You might have heard the term predictive analytics and thought “that’s what I’ve always wanted”!!! For most marketers, this is the case and you blame the IT group for not being able to provide the dashboard and reports to show you what you know the data is trying to tell you. While true marketers have a highly attuned sense of intuition and insight, better outcomes will also result when we don’t skip steps. Here’s five ways to get started down the path of predictive analytics that will help you work better with your IT team and bring about long-term results:
1) Minimze What You Want to Measure
Whaaaaa???? I finally have all this data and you’re telling me to minimize what I want? (Please note that I did not say simplify, but minimize–big diff). Many marketers drive business analysts and IT personnel crazy by wanting to have everything on a dashboard or available to query because of FONHI (fear of not having it). This is inherent in marketers and makes many of us equivalent to data hoarders who are scared that we might not be able to undertake the segmentation that we want at the exact moment that we want it. While painful, listen to your IT partners and focus on what it is that you really need to measure that will drive the business forward.
2) Get the Right Data
You don’t need all the data, but you do need the key data as we’ve previously stated. The likelihood that all key data is in the same database is next to nil; moving to an enterprise architecture where it doesn’t matter where the physical location of the data lives is key. Organizations will increasingly need to move to modern data architecture models that focus on tying systems together making the movement and aggregation of data the primary concern and not the database architecture.

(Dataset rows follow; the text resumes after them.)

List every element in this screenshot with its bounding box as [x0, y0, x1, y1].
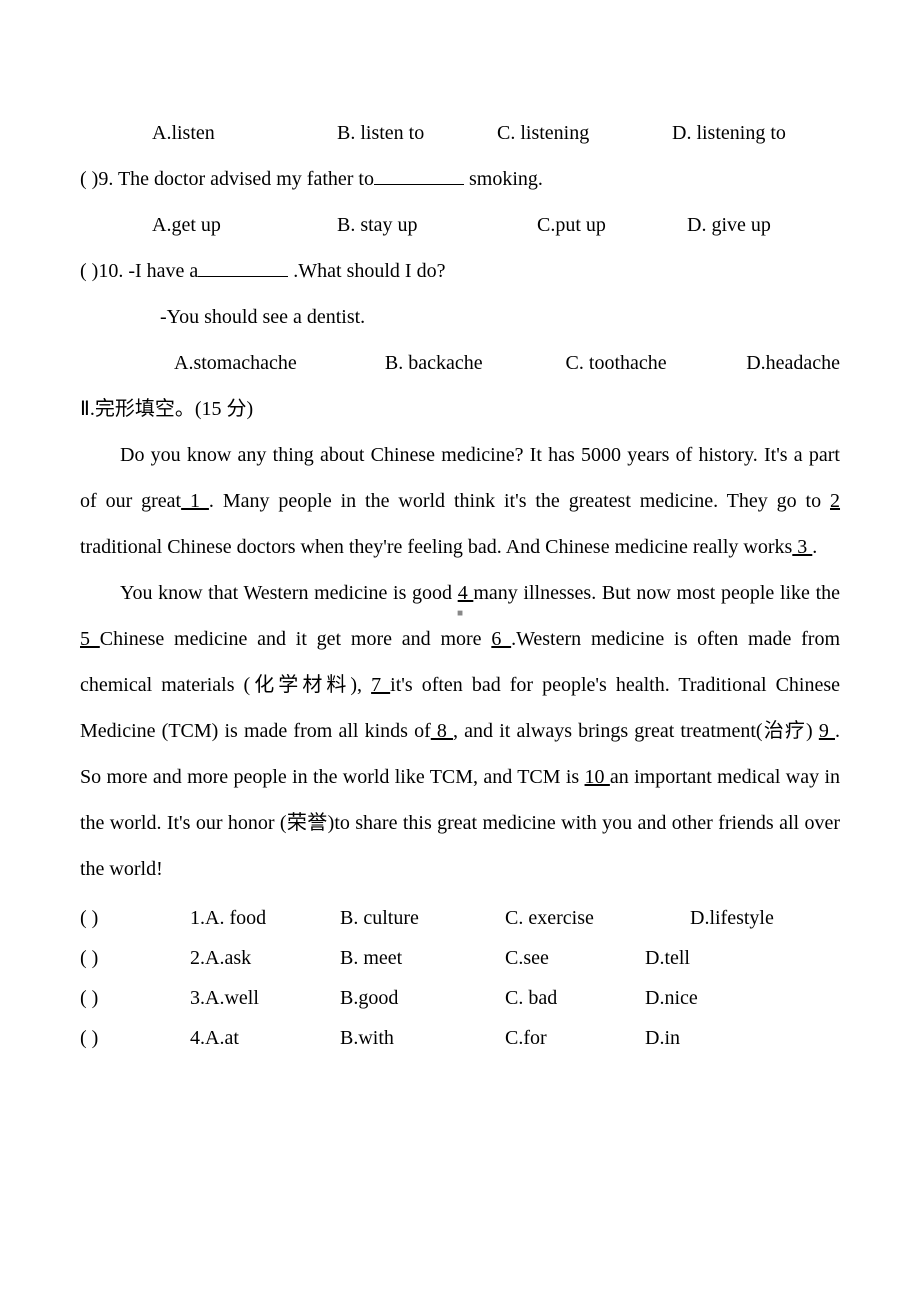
q10-opt-a: A.stomachache: [174, 340, 385, 386]
q10-opt-d: D.headache: [746, 340, 840, 386]
cloze4-d: D.in: [645, 1018, 680, 1058]
q8-opt-a: A.listen: [152, 110, 337, 156]
cloze3-c: C. bad: [505, 978, 645, 1018]
q9-suffix: smoking.: [464, 168, 543, 190]
q10-options: A.stomachache B. backache C. toothache D…: [80, 340, 840, 386]
cloze3-paren: ( ): [80, 978, 190, 1018]
q10-opt-b: B. backache: [385, 340, 566, 386]
cloze2-a-cell: 2.A.ask: [190, 938, 340, 978]
q9-opt-c: C.put up: [537, 202, 687, 248]
cloze2-paren: ( ): [80, 938, 190, 978]
q10-reply: -You should see a dentist.: [80, 294, 840, 340]
cloze-options: ( ) 1.A. food B. culture C. exercise D.l…: [80, 898, 840, 1058]
cloze3-num: 3: [190, 987, 200, 1009]
p2c: Chinese medicine and it get more and mor…: [100, 628, 492, 650]
cloze-row-1: ( ) 1.A. food B. culture C. exercise D.l…: [80, 898, 840, 938]
cloze1-paren: ( ): [80, 898, 190, 938]
cloze1-b: B. culture: [340, 898, 505, 938]
cloze3-d: D.nice: [645, 978, 698, 1018]
q9-prefix: ( )9. The doctor advised my father to: [80, 168, 374, 190]
q8-options: A.listen B. listen to C. listening D. li…: [80, 110, 840, 156]
section2-title: Ⅱ.完形填空。(15 分): [80, 386, 840, 432]
cloze-blank-7: 7: [371, 674, 390, 696]
cloze4-paren: ( ): [80, 1018, 190, 1058]
cloze2-b: B. meet: [340, 938, 505, 978]
q10-suffix: .What should I do?: [288, 260, 445, 282]
cloze1-d: D.lifestyle: [690, 898, 774, 938]
q9-opt-a: A.get up: [152, 202, 337, 248]
cloze4-b: B.with: [340, 1018, 505, 1058]
cloze4-a: A.at: [205, 1027, 239, 1049]
q10-prefix: ( )10. -I have a: [80, 260, 198, 282]
cloze2-a: A.ask: [205, 947, 251, 969]
cloze2-num: 2: [190, 947, 200, 969]
p1c: traditional Chinese doctors when they're…: [80, 536, 792, 558]
q10-opt-c: C. toothache: [566, 340, 747, 386]
q9-stem: ( )9. The doctor advised my father to sm…: [80, 156, 840, 202]
cloze3-a: A.well: [205, 987, 259, 1009]
cloze-passage: Do you know any thing about Chinese medi…: [80, 432, 840, 892]
cloze4-num: 4: [190, 1027, 200, 1049]
cloze2-d: D.tell: [645, 938, 690, 978]
q9-opt-d: D. give up: [687, 202, 771, 248]
cloze2-c: C.see: [505, 938, 645, 978]
p1d: .: [812, 536, 817, 558]
blank-icon: [198, 256, 288, 277]
p2f: , and it always brings great treatment(治…: [453, 720, 819, 742]
q9-opt-b: B. stay up: [337, 202, 537, 248]
q10-stem: ( )10. -I have a .What should I do?: [80, 248, 840, 294]
cloze3-a-cell: 3.A.well: [190, 978, 340, 1018]
q8-opt-d: D. listening to: [672, 110, 786, 156]
cloze4-c: C.for: [505, 1018, 645, 1058]
p1b: . Many people in the world think it's th…: [209, 490, 830, 512]
q8-opt-c: C. listening: [497, 110, 672, 156]
q9-options: A.get up B. stay up C.put up D. give up: [80, 202, 840, 248]
cloze-row-2: ( ) 2.A.ask B. meet C.see D.tell: [80, 938, 840, 978]
p2b: many illnesses. But now most people like…: [473, 582, 840, 604]
cloze1-num: 1: [190, 907, 200, 929]
cloze-blank-2: 2: [830, 490, 840, 512]
p2a: You know that Western medicine is good: [120, 582, 458, 604]
cloze-blank-9: 9: [819, 720, 835, 742]
cloze-row-4: ( ) 4.A.at B.with C.for D.in: [80, 1018, 840, 1058]
cloze3-b: B.good: [340, 978, 505, 1018]
cloze1-a: A. food: [205, 907, 266, 929]
cloze1-a-cell: 1.A. food: [190, 898, 340, 938]
cloze-blank-5: 5: [80, 628, 100, 650]
cloze-blank-10: 10: [585, 766, 610, 788]
cloze-blank-1: 1: [181, 490, 209, 512]
cloze-row-3: ( ) 3.A.well B.good C. bad D.nice: [80, 978, 840, 1018]
q8-opt-b: B. listen to: [337, 110, 497, 156]
cloze1-c: C. exercise: [505, 898, 690, 938]
cloze-blank-8: 8: [431, 720, 453, 742]
cloze4-a-cell: 4.A.at: [190, 1018, 340, 1058]
cloze-blank-4: 4: [458, 582, 474, 604]
blank-icon: [374, 164, 464, 185]
cloze-blank-3: 3: [792, 536, 812, 558]
cloze-blank-6: 6: [491, 628, 511, 650]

3) Prepare Data for a Predictive Analytics Model
Data can only be properly analyzed when it can be joined and segmented in multiple different ways. You need to ensure that your data is clean, proper data hygiene practices are followed and that it is structured in such a way that you can easily access it, move it and measure it.
4) Putting Processes in Place for Using a Predictive Analytics Model
Ensuring that staff understand the importance of capturing and cleaning data for use in analytics is key. Reviewing all entry points of data across the customer lifecycle from the viewpoint of analytics is a useful exercise to identify all of the areas where data is incomplete, erratic, overly restrictive and identifying processes that cause friction to the user can help showcase which processes are in need for an overhaul.
5) Use the Right Tools
Predictive analytics is typically a new endeavor for organizations and requires different technology products and methodologies to maximize success. Ensuring that your organization has a strong technology partner that has the expertise to consult on both the business and technology fronts will allow your organization to expedite its digital transformation. While the right tools are a necessity, the know how is the critical element in the world of predictive analytics.